Hi Bas
On 19 Sep 2000, at 5:23, Bas Meijer wrote:
> Hi,
>
>
> Swish-e 1.3.x has a -D flag for decompressing indexfiles to stdout.
> A lot of numbers pass and lines with somthing like this format:
> word: num num num num ...
>
> Is this flag still supported in 2.0.1? (I still need to upgrade
> lookup to that version).
>
> Does anyone know what these numbers mean? I hope they can
be usefull
> for an idea i have in post-processing the index.
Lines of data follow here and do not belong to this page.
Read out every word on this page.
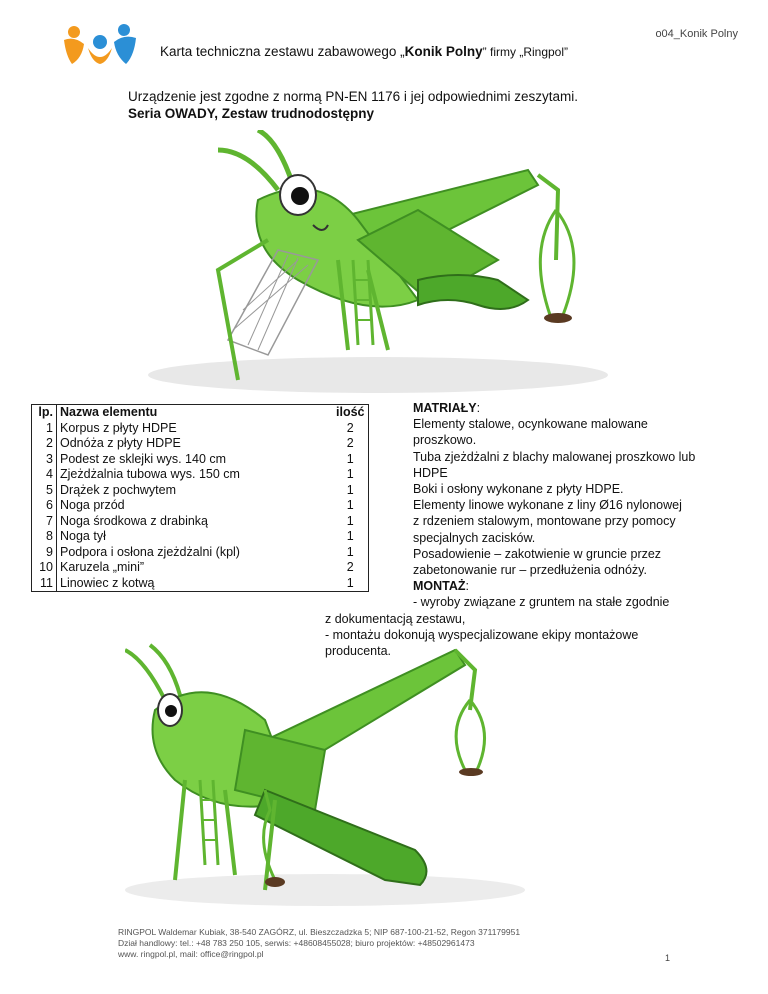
o04_Konik Polny
Karta techniczna zestawu zabawowego „Konik Polny” firmy „Ringpol”
Urządzenie jest zgodne z normą PN-EN 1176 i jej odpowiednimi zeszytami.
Seria OWADY, Zestaw trudnodostępny
lp.	Nazwa elementu	ilość
1	Korpus z płyty HDPE	2
2	Odnóża z płyty HDPE	2
3	Podest ze sklejki wys. 140 cm	1
4	Zjeżdżalnia tubowa wys. 150 cm	1
5	Drążek z pochwytem	1
6	Noga przód	1
7	Noga środkowa z drabinką	1
8	Noga tył	1
9	Podpora i osłona zjeżdżalni (kpl)	1
10	Karuzela „mini”	2
11	Linowiec z kotwą	1
MATRIAŁY:
Elementy stalowe, ocynkowane malowane
proszkowo.
Tuba zjeżdżalni z blachy malowanej proszkowo lub
HDPE
Boki i osłony wykonane z płyty HDPE.
Elementy linowe wykonane z liny Ø16 nylonowej
z rdzeniem stalowym, montowane przy pomocy
specjalnych zacisków.
Posadowienie – zakotwienie w gruncie przez
zabetonowanie rur – przedłużenia odnóży.
MONTAŻ:
- wyroby związane z gruntem na stałe zgodnie
z dokumentacją zestawu,
- montażu dokonują wyspecjalizowane ekipy montażowe
producenta.
RINGPOL Waldemar Kubiak, 38-540 ZAGÓRZ, ul. Bieszczadzka 5; NIP 687-100-21-52, Regon 371179951
Dział handlowy: tel.: +48 783 250 105, serwis: +48608455028; biuro projektów: +48502961473
www. ringpol.pl, mail: office@ringpol.pl	1
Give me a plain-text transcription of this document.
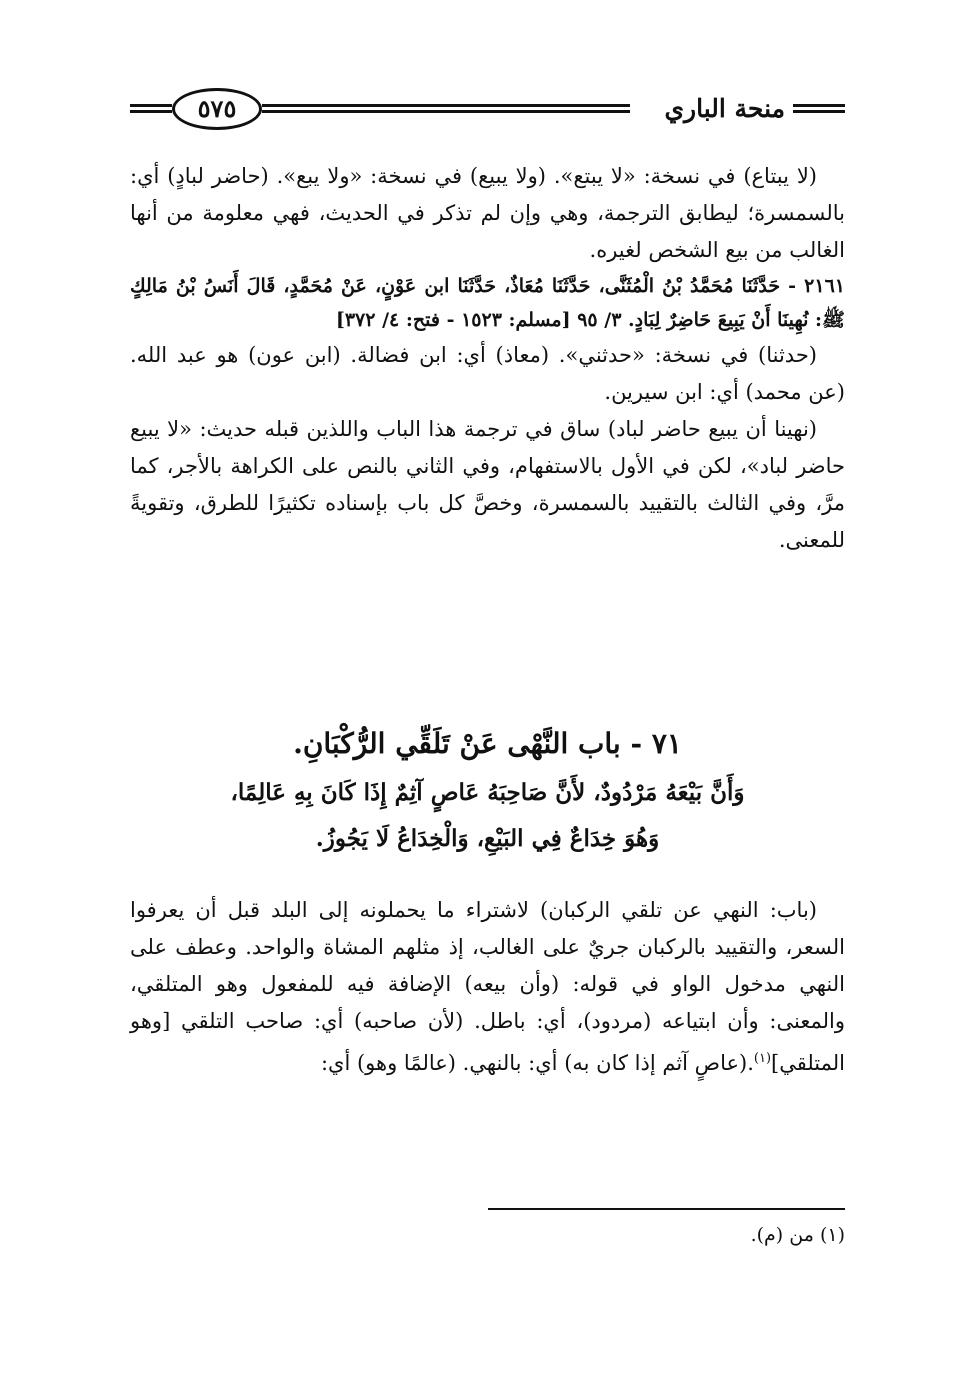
منحة الباري
٥٧٥

(لا يبتاع) في نسخة: «لا يبتع». (ولا يبيع) في نسخة: «ولا يبع». (حاضر لبادٍ) أي: بالسمسرة؛ ليطابق الترجمة، وهي وإن لم تذكر في الحديث، فهي معلومة من أنها الغالب من بيع الشخص لغيره.

٢١٦١ - حَدَّثَنَا مُحَمَّدُ بْنُ الْمُثَنَّى، حَدَّثَنَا مُعَاذٌ، حَدَّثَنَا ابن عَوْنٍ، عَنْ مُحَمَّدٍ، قَالَ أَنَسُ بْنُ مَالِكٍ ﷺ: نُهِينَا أَنْ يَبِيعَ حَاضِرٌ لِبَادٍ. ٣/ ٩٥ [مسلم: ١٥٢٣ - فتح: ٤/ ٣٧٢]

(حدثنا) في نسخة: «حدثني». (معاذ) أي: ابن فضالة. (ابن عون) هو عبد الله. (عن محمد) أي: ابن سيرين.

(نهينا أن يبيع حاضر لباد) ساق في ترجمة هذا الباب واللذين قبله حديث: «لا يبيع حاضر لباد»، لكن في الأول بالاستفهام، وفي الثاني بالنص على الكراهة بالأجر، كما مرَّ، وفي الثالث بالتقييد بالسمسرة، وخصَّ كل باب بإسناده تكثيرًا للطرق، وتقويةً للمعنى.

٧١ - باب النَّهْى عَنْ تَلَقِّي الرُّكْبَانِ.
وَأَنَّ بَيْعَهُ مَرْدُودٌ، لأَنَّ صَاحِبَهُ عَاصٍ آثِمٌ إِذَا كَانَ بِهِ عَالِمًا،
وَهُوَ خِدَاعٌ فِي البَيْعِ، وَالْخِدَاعُ لَا يَجُوزُ.

(باب: النهي عن تلقي الركبان) لاشتراء ما يحملونه إلى البلد قبل أن يعرفوا السعر، والتقييد بالركبان جريٌ على الغالب، إذ مثلهم المشاة والواحد. وعطف على النهي مدخول الواو في قوله: (وأن بيعه) الإضافة فيه للمفعول وهو المتلقي، والمعنى: وأن ابتياعه (مردود)، أي: باطل. (لأن صاحبه) أي: صاحب التلقي [وهو المتلقي]$^{(١)}$.(عاصٍ آثم إذا كان به) أي: بالنهي. (عالمًا وهو) أي:

(١) من (م).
At this point I
have
> only made dictionary.cgi which allows you to browse the words
in the
> index in an alphabetical way and search with them with
lookup.cgi.
>
Yes, it is still supported. Now, it gives more info:
Try swish-e -v 4 -D test.index
Ignore OFSETS INFO and HASHOFFSETS INFO. I use them for
debugging.
You will see something like this for the words (WORD INFO part):
myword: Meta:1 ./test_meta.html Rank:5800 Strct:7 Freq:2 Pos:3
15
This means that the word "myword" is on MetaName 1 (No
MetaName), in file ./test_meta.html, has a rank of 5800, a
structure of 7 (like in 1.3.X). The frequency is 2 and the positions of
the word in the file are 3 and 15.
The same info without -v 4 will look like:
myword: 1 8 5800 7 2 3 15
8 is the filenumber.
BTW, I use the positions for implementing phrase search.
Of course, for a word you can have several sets of this info. In this
case, the information is sorted by metaname, filenumber.
All the words are sorted.
If you need more info let me know.
cu
Jose
Received on Tue Sep 19 15:31:28 2000